MyClass my = [MyClass new];
[my hello];
//...
}Category 的使用场景主要有以下几种:
- 需求变更,需要为已知类添加方法;
- 将类的不同模块实现划分: a)具体可以将类的实现分开到不同的文件里面; b)将不同功能的分类文件交由不同的开发者实现;
- 想为Apple基础类库添加自己需要的方法,实际上和1相似;
但是分类的使用目前也有需要注意的地方:
- Category可以访问原有类的实例变量,但不能添加实例变量;
- Category中实现和原有类中相同签名的方法时,会覆盖原有类的方法;
但是这两点均可以通过其他方式实现:
为分类添加实例变量#
为分类添加实例变量主要通过关联对象的方法。如下所示:
#import "MyClass.h"
@interface MyClass (MyAddition1)
@property (nonatomic, copy) NSString *name;
@end#import "MyClass+MyAddition1.h"
#import <objc/objc-runtime.h>
@implementation MyClass (MyAddition1)
- (void)setName:(NSString *)name {
objc_setAssociatedObject(self, "key", name, OBJC_ASSOCIATION_COPY);
}
- (NSString *)name {
NSString *name = objc_getAssociatedObject(self, "key");
return name;
}
@end如果调用被分类覆盖掉的原方法#
实际上,通过查看Objc runtime源码可以获知,分类方法并不是绝对意义上的覆盖原有类的方法,只是在调用的时候调用顺序导致而已,这涉及到Objc runtime的一些内容。

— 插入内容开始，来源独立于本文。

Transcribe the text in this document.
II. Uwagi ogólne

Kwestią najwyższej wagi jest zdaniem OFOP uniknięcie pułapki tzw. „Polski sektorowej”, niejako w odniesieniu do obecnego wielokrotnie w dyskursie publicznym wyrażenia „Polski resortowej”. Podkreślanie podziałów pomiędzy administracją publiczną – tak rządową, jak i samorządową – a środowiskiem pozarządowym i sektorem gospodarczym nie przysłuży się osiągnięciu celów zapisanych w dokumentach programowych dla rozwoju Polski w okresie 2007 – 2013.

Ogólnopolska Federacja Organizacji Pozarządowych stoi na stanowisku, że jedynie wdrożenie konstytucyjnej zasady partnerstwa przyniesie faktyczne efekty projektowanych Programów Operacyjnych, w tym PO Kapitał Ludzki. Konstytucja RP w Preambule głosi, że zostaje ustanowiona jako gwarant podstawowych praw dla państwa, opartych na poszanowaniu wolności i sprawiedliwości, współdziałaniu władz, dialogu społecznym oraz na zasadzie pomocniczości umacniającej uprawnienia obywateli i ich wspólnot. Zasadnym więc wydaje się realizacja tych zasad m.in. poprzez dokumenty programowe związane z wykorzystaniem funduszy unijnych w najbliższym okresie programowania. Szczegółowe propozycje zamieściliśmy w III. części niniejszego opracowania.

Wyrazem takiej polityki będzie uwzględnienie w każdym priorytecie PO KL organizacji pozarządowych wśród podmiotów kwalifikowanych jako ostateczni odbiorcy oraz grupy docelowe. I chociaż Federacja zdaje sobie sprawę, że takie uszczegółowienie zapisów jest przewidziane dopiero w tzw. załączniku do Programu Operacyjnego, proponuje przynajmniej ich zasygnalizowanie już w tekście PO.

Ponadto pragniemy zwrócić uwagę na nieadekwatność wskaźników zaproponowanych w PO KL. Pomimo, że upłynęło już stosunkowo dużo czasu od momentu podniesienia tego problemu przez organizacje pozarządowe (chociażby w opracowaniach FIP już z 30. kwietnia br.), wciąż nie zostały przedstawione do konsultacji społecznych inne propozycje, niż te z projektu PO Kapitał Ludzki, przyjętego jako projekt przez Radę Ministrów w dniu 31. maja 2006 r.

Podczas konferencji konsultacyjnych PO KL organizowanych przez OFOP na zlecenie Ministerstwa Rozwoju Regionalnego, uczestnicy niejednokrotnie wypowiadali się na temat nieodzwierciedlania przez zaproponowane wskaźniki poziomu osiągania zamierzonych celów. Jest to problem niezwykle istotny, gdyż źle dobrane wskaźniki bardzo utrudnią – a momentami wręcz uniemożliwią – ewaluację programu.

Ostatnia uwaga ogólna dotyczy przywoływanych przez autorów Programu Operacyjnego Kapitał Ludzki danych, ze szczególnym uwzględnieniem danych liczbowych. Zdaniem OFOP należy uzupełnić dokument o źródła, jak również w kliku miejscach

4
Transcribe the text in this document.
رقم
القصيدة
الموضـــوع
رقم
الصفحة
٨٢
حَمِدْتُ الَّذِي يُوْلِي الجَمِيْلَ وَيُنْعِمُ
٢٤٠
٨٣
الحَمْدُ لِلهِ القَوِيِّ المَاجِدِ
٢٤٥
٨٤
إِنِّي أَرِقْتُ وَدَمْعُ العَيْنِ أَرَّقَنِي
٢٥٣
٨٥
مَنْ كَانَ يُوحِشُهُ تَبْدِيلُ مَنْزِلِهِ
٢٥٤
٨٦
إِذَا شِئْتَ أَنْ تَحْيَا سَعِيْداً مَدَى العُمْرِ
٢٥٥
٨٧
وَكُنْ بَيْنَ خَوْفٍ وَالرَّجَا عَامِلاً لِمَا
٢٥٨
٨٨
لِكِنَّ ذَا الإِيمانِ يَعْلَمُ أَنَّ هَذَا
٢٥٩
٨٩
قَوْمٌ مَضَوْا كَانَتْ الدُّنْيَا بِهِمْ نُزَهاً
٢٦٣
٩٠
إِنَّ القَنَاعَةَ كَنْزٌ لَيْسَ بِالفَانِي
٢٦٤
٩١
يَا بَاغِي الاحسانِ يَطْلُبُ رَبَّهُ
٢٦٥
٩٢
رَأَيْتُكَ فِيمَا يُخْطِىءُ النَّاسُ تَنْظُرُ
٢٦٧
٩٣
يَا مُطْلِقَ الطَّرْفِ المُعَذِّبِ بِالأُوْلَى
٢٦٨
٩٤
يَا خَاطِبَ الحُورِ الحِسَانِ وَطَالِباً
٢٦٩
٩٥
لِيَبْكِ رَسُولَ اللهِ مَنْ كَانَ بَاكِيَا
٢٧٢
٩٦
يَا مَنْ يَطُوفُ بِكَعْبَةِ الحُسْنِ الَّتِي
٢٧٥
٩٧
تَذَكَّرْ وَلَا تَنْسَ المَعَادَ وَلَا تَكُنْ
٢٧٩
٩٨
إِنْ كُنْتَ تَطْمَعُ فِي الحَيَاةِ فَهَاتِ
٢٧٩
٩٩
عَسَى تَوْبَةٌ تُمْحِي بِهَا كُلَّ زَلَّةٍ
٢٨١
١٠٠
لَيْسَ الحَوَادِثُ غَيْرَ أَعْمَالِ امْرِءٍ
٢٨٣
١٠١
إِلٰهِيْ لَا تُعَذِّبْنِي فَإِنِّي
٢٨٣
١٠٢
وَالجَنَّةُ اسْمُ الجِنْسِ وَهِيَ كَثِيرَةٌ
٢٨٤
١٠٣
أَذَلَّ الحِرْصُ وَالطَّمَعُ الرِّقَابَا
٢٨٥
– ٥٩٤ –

在下载到的运行时源码中objc-runtime-new.mm文件中有attachCategoryMethods方法,其就是将类的分类方法添加到类的方法列表中去的:
// objc-runtime-new.mm
static void
attachCategoryMethods(Class cls, category_list *cats, bool flushCaches) {
if (!cats) return;
if (PrintReplacedMethods) printReplacements(cls, cats);
bool isMeta = cls->isMetaClass();
method_list_t **mlists = (method_list_t **)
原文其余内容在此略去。